Khmer wrestlers always practice and share techniques. They test their strength with people in their village and occasionally too, with those from the other villages, in order to prepare for competitions during special ceremonies in their village. The Khmer traditional wrestling competition consists of three rounds and is accompanied by two drums (called Skor Ngey - Chhmol - which means female drum and male drum). The drums draw the wrestlers and the watchers focus on the competition. The wrestlers always react to the beats of the drums by dancing. To become the winner, the wrestler is dependent on his ability to throw the competitor down and to make sure the competitor's back lies against the ground. After the first round, the spectators will ask the loser, "Horb" (meaning - continue) or "Ngorm" (meaning - stop and accept defeat). Although a wrestler seldom accepts defeat only after the first round, it is customary for the question to be floored.
If a wrestler can force his competitor's back against the ground at least twice out of three rounds, he or she is considered to be the winner. During the Angkorian period wrestling played an important role in the selection of warriors to form the army. It was seen on the bas-reliefs of some temples. In the Banteay Srei temple, female wrestlers are also depicted in the bas-reliefs; this highlights the antiquity and the unisex nature of the sport.

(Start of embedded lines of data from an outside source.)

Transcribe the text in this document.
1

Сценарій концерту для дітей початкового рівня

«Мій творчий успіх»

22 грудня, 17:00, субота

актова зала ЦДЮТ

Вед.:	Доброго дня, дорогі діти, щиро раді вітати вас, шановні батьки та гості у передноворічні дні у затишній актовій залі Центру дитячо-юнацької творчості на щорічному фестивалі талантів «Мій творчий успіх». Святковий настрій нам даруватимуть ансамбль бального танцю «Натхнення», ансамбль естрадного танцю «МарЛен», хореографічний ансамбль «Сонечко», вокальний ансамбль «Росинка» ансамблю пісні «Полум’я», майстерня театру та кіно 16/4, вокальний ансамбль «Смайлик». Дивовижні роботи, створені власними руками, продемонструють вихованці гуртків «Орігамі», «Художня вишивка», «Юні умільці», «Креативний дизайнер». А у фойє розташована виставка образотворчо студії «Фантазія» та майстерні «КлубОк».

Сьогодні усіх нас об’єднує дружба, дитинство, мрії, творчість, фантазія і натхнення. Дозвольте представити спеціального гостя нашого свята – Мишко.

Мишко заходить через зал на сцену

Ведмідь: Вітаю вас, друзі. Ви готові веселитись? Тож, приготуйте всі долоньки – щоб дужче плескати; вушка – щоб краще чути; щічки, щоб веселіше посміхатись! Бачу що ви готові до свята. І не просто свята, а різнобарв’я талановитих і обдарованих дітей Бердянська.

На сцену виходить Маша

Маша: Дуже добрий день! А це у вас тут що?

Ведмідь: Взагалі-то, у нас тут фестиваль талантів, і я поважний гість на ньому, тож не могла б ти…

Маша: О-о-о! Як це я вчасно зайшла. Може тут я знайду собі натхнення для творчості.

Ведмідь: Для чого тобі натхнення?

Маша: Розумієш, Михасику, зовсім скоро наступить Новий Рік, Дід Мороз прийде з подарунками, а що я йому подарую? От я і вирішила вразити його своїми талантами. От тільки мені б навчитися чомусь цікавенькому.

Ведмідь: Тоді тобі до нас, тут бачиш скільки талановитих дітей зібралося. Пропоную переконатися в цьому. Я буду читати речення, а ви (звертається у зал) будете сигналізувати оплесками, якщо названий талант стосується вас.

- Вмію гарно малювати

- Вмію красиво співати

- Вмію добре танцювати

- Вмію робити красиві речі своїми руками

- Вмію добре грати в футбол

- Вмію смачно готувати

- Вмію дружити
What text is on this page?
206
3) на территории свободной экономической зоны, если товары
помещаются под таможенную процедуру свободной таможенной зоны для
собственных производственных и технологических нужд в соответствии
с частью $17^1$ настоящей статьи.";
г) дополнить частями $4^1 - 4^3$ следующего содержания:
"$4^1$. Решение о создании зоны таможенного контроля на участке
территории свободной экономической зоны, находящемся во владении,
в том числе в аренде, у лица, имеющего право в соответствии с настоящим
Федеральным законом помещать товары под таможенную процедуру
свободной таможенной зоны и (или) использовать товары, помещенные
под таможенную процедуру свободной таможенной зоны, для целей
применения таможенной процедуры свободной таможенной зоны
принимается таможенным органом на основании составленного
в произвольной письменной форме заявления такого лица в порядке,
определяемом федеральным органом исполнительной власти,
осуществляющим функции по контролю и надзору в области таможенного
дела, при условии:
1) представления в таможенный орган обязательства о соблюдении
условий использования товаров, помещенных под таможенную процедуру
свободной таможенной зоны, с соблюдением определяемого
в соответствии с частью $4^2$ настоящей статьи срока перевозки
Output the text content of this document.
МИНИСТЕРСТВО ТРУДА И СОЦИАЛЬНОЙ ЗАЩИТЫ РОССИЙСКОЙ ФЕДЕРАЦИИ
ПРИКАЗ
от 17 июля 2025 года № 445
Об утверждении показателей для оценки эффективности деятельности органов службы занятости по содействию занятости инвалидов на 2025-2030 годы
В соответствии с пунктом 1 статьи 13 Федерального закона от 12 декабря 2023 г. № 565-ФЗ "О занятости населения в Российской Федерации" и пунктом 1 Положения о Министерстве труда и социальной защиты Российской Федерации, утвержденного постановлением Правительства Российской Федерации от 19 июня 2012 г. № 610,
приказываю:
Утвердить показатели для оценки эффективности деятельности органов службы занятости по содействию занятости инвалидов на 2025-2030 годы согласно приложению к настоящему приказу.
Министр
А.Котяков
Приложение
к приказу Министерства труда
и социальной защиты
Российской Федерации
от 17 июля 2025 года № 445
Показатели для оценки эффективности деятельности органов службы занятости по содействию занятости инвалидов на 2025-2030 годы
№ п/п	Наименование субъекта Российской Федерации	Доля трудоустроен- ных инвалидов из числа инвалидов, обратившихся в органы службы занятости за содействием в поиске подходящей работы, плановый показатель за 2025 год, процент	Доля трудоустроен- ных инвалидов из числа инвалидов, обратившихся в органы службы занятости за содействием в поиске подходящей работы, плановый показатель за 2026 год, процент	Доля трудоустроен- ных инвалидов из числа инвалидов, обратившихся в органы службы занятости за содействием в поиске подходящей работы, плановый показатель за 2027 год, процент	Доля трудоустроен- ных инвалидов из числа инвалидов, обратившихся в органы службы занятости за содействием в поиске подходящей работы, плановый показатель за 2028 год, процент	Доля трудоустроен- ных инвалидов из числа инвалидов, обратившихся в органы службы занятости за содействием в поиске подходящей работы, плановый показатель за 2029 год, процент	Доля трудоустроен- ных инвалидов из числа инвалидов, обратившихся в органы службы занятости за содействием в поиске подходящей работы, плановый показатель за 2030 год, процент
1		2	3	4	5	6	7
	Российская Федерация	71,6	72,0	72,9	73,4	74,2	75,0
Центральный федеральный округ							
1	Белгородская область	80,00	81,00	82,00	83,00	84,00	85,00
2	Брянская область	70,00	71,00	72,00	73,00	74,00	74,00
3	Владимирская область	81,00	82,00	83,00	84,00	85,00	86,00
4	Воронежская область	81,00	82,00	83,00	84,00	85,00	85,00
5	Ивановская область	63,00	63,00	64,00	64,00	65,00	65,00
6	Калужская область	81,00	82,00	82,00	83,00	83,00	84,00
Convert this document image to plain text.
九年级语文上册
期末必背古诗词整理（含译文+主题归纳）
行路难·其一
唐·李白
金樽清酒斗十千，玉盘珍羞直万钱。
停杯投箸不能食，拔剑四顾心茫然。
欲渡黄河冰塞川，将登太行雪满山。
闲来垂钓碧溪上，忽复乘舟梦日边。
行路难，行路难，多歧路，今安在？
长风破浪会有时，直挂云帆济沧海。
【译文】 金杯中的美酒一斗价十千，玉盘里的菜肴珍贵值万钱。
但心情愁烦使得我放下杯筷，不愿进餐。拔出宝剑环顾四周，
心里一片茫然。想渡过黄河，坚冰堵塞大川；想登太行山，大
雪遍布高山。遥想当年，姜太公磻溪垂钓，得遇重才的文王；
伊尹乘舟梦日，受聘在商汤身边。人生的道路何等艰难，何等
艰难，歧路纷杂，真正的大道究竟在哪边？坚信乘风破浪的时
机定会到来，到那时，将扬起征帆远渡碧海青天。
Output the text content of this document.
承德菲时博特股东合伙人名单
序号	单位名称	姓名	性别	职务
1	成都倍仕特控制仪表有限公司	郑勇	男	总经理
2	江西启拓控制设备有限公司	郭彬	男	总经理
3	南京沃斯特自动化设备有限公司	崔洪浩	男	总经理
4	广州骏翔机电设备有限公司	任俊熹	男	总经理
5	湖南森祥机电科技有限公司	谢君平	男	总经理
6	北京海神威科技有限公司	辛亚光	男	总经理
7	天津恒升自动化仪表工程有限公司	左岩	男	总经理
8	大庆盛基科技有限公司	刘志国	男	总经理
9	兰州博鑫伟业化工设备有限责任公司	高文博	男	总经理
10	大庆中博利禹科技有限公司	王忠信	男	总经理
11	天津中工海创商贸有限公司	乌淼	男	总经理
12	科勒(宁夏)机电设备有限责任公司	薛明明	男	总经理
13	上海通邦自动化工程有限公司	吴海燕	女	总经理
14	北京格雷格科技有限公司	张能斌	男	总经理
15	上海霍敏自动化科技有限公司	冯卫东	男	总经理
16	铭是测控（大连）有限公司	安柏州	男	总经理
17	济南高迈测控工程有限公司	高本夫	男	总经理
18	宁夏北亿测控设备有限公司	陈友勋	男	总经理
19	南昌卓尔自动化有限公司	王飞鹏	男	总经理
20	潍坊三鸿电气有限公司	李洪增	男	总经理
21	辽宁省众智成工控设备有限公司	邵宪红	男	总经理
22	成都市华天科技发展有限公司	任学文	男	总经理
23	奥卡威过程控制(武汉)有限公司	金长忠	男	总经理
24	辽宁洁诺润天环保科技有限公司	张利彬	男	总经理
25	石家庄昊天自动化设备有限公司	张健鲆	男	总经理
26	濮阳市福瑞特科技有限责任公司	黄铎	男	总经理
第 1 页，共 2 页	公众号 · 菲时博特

In June this year, when the Cambodian Amateur Wrestling Federation held the first official Khmer traditional wrestling championship, eight women participated out of the 53 who competed. "The number of wrestlers will increase for the next annual championship in 2003" Mr. Vath Chamroeun confirmed. An ancient legacy and one that is still being handed down through the generations. Rather than using it to find strong suitable soldiers, it is now more about bravado and sportsmanship.